Sure, the EQC re-repairs situation is easier for people to relate to; it has affected a large number of Canterbury households and is far from being resolved. No wonder it gets more mainstream media attention than the AMI bailout, which to most people is just a set of numbers on a balance sheet.

Yet the severity of the bailout is easy to grasp when you consider the resulting opportunity cost. How far could $1.48 billion go towards improving roads in Christchurch, doing maintenance on Middlemore Hospital, or building more houses?

One could also call into question the government’s due diligence before agreeing to the bail out, given its cost has by far exceeded expectations. There’s a point here, but it’s worth remembering that all private insurers ended up forking out more for the quakes than initially expected.
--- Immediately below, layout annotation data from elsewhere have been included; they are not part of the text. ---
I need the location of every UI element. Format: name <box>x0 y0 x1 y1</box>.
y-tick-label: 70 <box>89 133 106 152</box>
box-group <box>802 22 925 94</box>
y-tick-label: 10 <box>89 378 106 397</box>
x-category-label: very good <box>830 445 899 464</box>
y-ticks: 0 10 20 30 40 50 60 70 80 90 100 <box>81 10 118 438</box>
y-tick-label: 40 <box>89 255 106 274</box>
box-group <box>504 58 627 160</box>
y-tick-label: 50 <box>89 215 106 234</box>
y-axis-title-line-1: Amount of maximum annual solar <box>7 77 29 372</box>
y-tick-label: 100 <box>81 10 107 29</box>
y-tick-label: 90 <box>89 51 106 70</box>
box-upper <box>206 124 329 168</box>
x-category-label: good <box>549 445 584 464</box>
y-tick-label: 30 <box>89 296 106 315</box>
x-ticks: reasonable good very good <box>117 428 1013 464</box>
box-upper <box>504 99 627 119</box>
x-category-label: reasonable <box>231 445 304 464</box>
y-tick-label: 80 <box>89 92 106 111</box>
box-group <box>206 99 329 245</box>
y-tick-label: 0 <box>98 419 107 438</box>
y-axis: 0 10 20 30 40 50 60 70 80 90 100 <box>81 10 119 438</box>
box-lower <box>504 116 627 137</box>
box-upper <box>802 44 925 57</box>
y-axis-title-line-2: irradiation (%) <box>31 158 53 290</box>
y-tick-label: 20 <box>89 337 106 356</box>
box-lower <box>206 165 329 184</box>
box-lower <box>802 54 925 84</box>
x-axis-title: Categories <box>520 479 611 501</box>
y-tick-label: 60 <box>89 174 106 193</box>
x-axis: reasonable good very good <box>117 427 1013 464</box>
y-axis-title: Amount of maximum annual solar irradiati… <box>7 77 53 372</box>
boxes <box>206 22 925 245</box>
The government was also arguably left without much choice but to sign what we know was somewhat of a blank cheque.

Southern Response doesn’t expect its coffers will need further topping up at this stage. But as much as I will be looking at how much funding is allocated towards EQC to tidy up its mess in this year’s Budget, I will also be checking whether anything significant is allocated towards Southern Response.

I will also be thinking about the former AMI directors who are continuing on with their lives as the taxpayer wears the losses for their failings.